In this case the total force applied at the next frame is F, irrespective of frame duration.

Continuous forces

If you want to apply continuous forces (e.g, traction generated by an engine), you should call applyCentralForce at every frame. This is because forces are reset after the next frame:

body->applyCentralForce(btVector3(1,0,0));
world->step(0.1f,10,0.02f); // applied 0.1 N

world->step(0.1f,10,0.02f); // applied 0.0 N

High-school memory: Just because forces are reset doesn’t mean the object will stop moving right away!

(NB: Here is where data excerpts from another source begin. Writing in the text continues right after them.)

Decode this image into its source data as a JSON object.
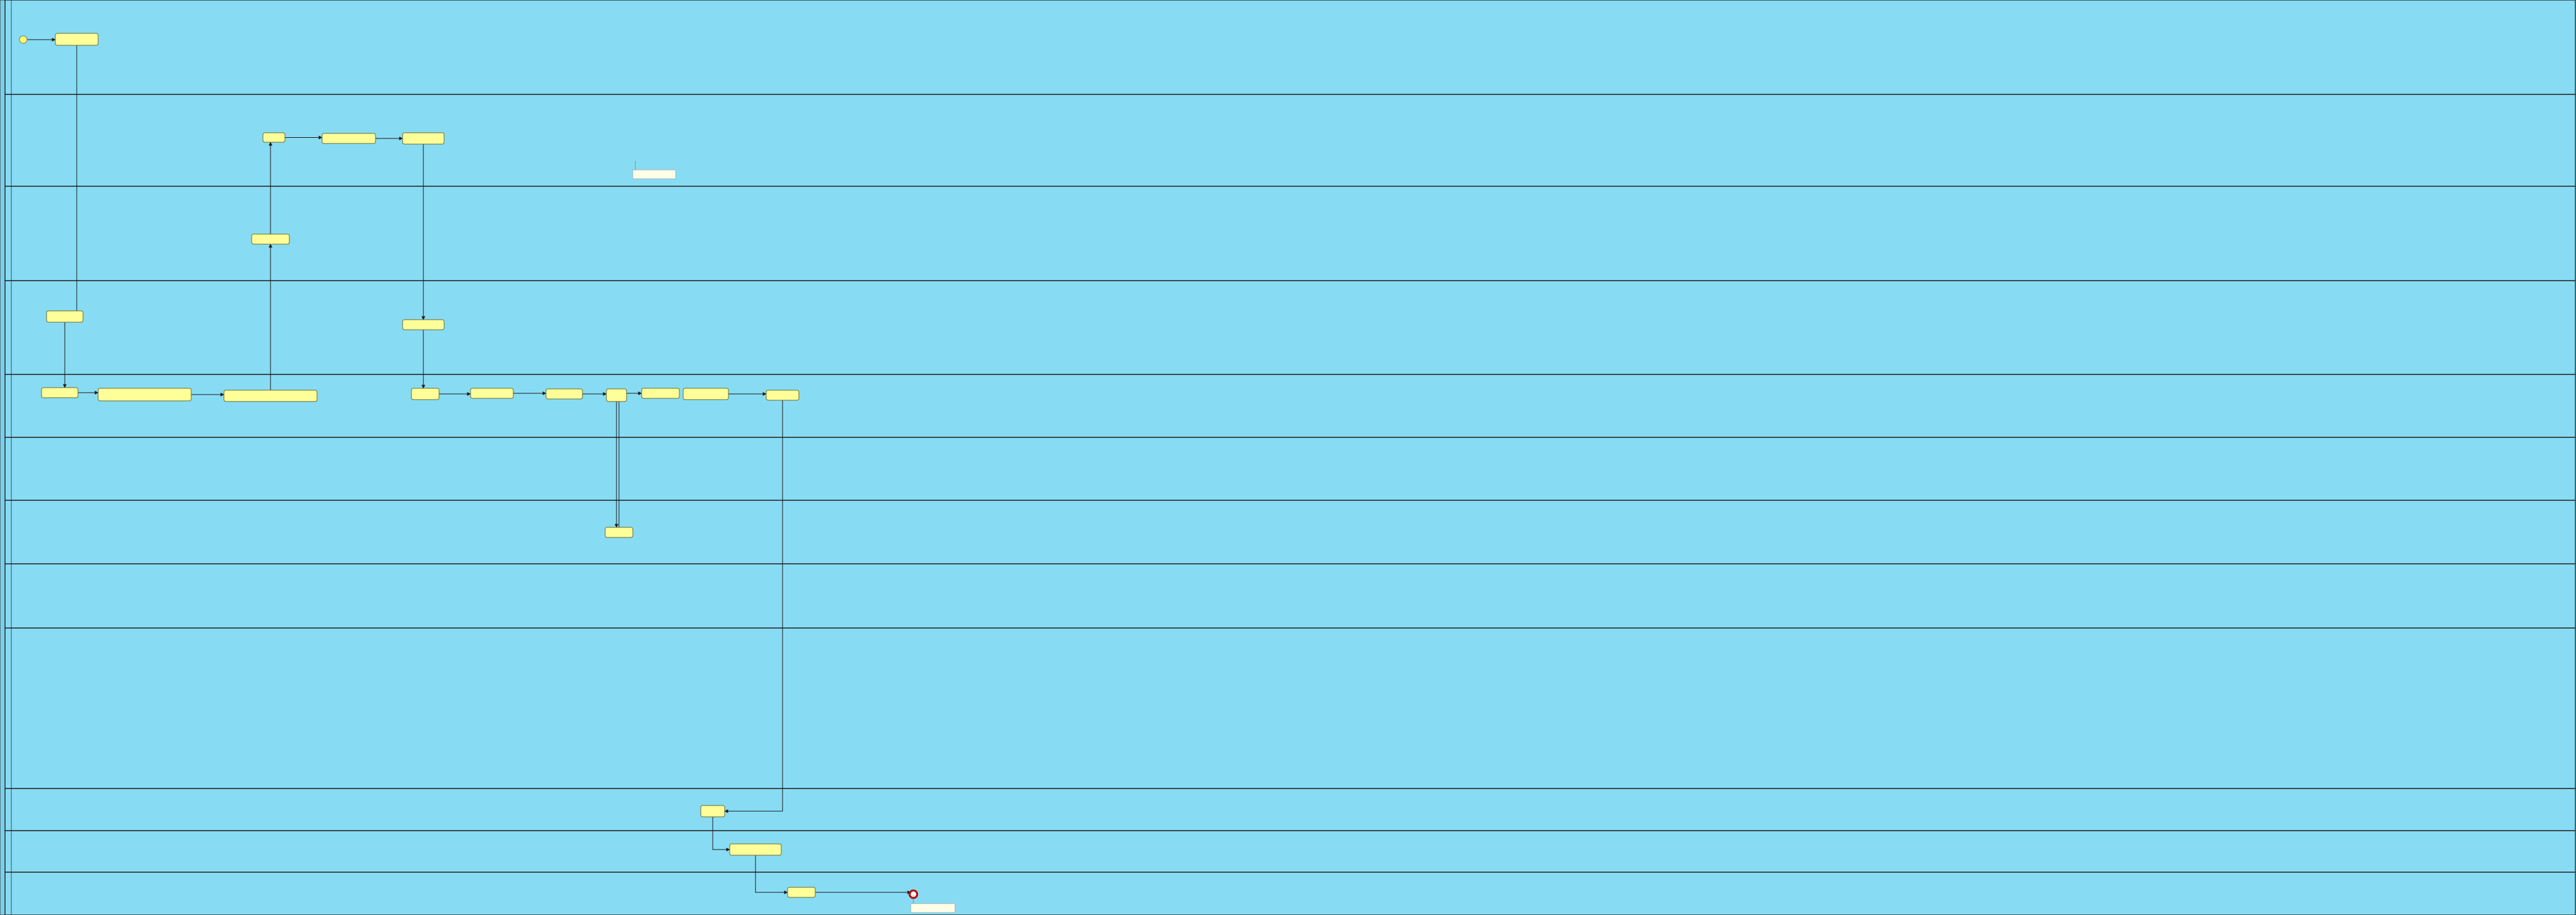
{
  "colors": {
    "lane_fill": "#87DCF4",
    "lane_stroke": "#2b2b2b",
    "pool_header_fill": "#7BCFEA",
    "task_fill": "#FFFF99",
    "task_stroke": "#6b6b2e",
    "edge": "#1a1a1a",
    "start_fill": "#FFFF66",
    "end_stroke": "#C00000",
    "note_fill": "#FFFFE8"
  },
  "pool": {
    "label": ""
  },
  "lanes": [
    {
      "id": "l1",
      "label": ""
    },
    {
      "id": "l2",
      "label": ""
    },
    {
      "id": "l3",
      "label": ""
    },
    {
      "id": "l4",
      "label": ""
    },
    {
      "id": "l5",
      "label": ""
    },
    {
      "id": "l6",
      "label": ""
    },
    {
      "id": "l7",
      "label": ""
    },
    {
      "id": "l8",
      "label": ""
    },
    {
      "id": "l9",
      "label": ""
    },
    {
      "id": "l10",
      "label": ""
    },
    {
      "id": "l11",
      "label": ""
    },
    {
      "id": "l12",
      "label": ""
    }
  ],
  "tasks": [
    {
      "id": "t1",
      "label": ""
    },
    {
      "id": "t2",
      "label": ""
    },
    {
      "id": "t3",
      "label": ""
    },
    {
      "id": "t4",
      "label": ""
    },
    {
      "id": "t5",
      "label": ""
    },
    {
      "id": "t6",
      "label": ""
    },
    {
      "id": "t7",
      "label": ""
    },
    {
      "id": "t8",
      "label": ""
    },
    {
      "id": "t9",
      "label": ""
    },
    {
      "id": "t10",
      "label": ""
    },
    {
      "id": "t11",
      "label": ""
    },
    {
      "id": "t12",
      "label": ""
    },
    {
      "id": "t13",
      "label": ""
    },
    {
      "id": "t14",
      "label": ""
    },
    {
      "id": "t15",
      "label": ""
    },
    {
      "id": "t16",
      "label": ""
    },
    {
      "id": "t17",
      "label": ""
    },
    {
      "id": "t18",
      "label": ""
    },
    {
      "id": "t19",
      "label": ""
    },
    {
      "id": "t20",
      "label": ""
    },
    {
      "id": "t21",
      "label": ""
    },
    {
      "id": "t22",
      "label": ""
    },
    {
      "id": "t23",
      "label": ""
    }
  ],
  "notes": [
    {
      "id": "n1",
      "label": ""
    },
    {
      "id": "n2",
      "label": ""
    }
  ],
  "edges": [
    {
      "from": "start",
      "to": "t1"
    },
    {
      "from": "t1",
      "to": "t9"
    },
    {
      "from": "t9",
      "to": "t10"
    },
    {
      "from": "t10",
      "to": "t11"
    },
    {
      "from": "t11",
      "to": "t12"
    },
    {
      "from": "t12",
      "to": "t8"
    },
    {
      "from": "t8",
      "to": "t2"
    },
    {
      "from": "t2",
      "to": "t3"
    },
    {
      "from": "t3",
      "to": "t4"
    },
    {
      "from": "t4",
      "to": "t13"
    },
    {
      "from": "t13",
      "to": "t14"
    },
    {
      "from": "t14",
      "to": "t15"
    },
    {
      "from": "t15",
      "to": "t16"
    },
    {
      "from": "t16",
      "to": "t17"
    },
    {
      "from": "t17",
      "to": "t20"
    },
    {
      "from": "t20",
      "to": "t18"
    },
    {
      "from": "t19",
      "to": "t21"
    },
    {
      "from": "t21",
      "to": "t22"
    },
    {
      "from": "t22",
      "to": "t23"
    },
    {
      "from": "t23",
      "to": "t5"
    },
    {
      "from": "t5",
      "to": "t6"
    },
    {
      "from": "t6",
      "to": "end"
    }
  ]
}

If there is no air resistance or friction, the body will continue moving forever.

How do I control the object’s velocity?

When dealing with forces, you can adjust forces using a servo-controller (aka servo-mechanism or servo). A servo uses negative feedback to adjust it’s input in order to regulate it’s output.

Why can’t I just set the velocity directly?

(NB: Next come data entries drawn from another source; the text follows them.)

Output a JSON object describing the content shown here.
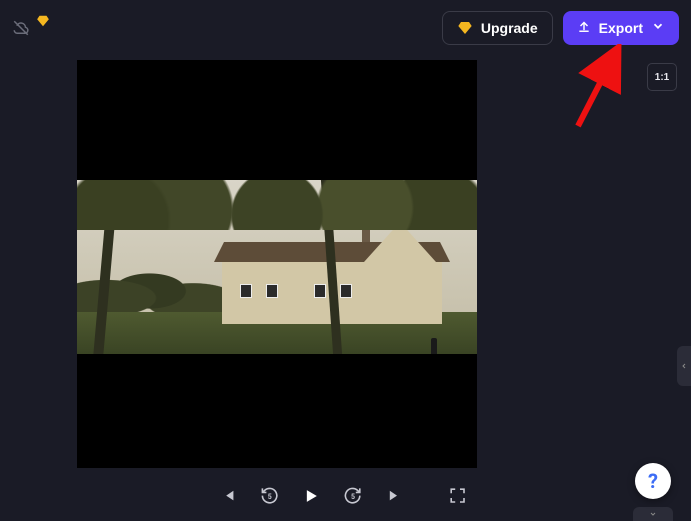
{
  "topbar": {
    "upgrade_label": "Upgrade",
    "export_label": "Export"
  },
  "aspect": {
    "ratio_label": "1:1"
  },
  "controls": {
    "back5": "5",
    "fwd5": "5"
  },
  "help": {
    "label": "?"
  }
}
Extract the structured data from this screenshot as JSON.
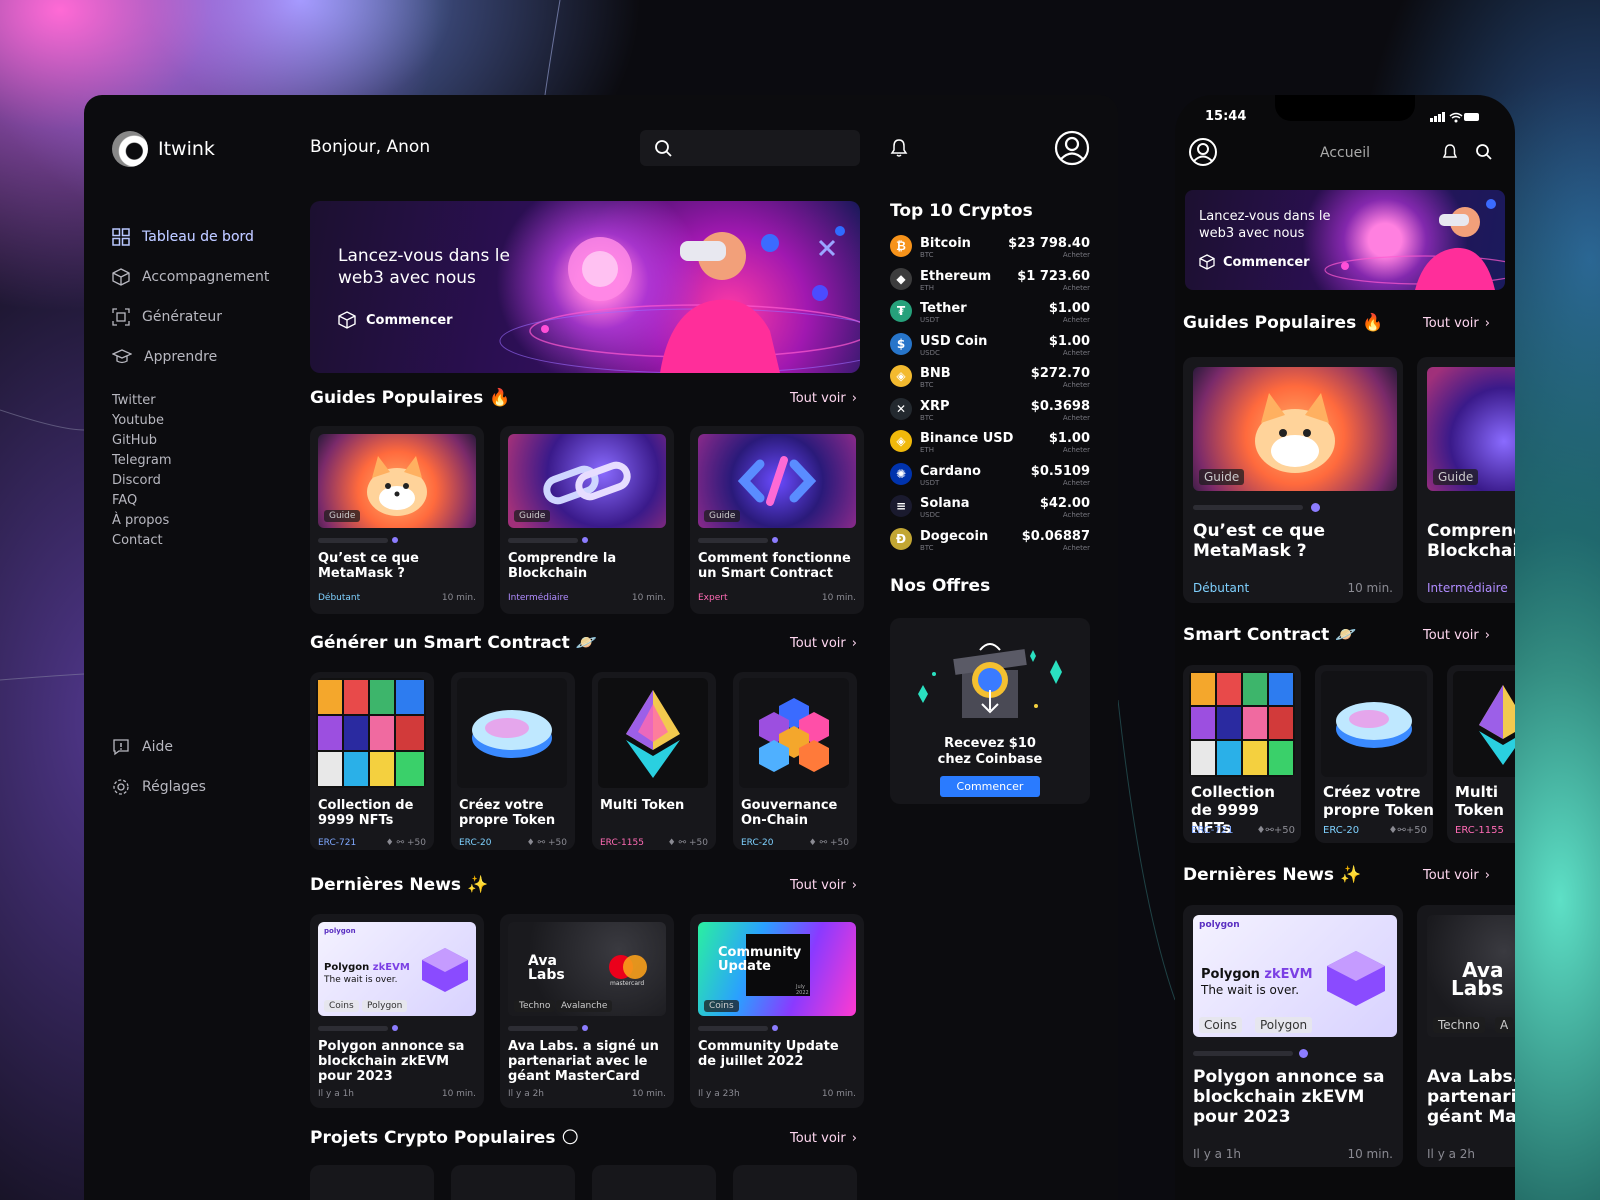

If you want a dynamic object that collides, falls under the effect of gravity and rests on the ground automagically, setting velocity directly isn’t a good idea (you’ll end up canceling the effect of all these forces). Instead you want to set the target velocity and let a servo generate forces to adjust your object’s velocity.

OK, how do I write a servo? Is it hard?

A basic servo works like this:

  1. Assume a target velocity v0
  2. Read the current velocity v
  3. Evaluate the error: e = v – v0
  4. Evaluate a correction factor: c = – e = v0 – v
  5. Apply the correction factor multiplied by an arbitrary scale factor k:
    F = k . ( v0 – v )

Use btRigidBody:getLinearVelocity() to read a body’s current velocity.

The tricky part is getting the scale factor right. As a rule of the thumb if you try with a 1kg sphere, a factor between 10 and 50 works fine. A smart servo adjusts the scale factor automatically.

I will provide sample code for servos another time. We have enough on our hands learning Bullet.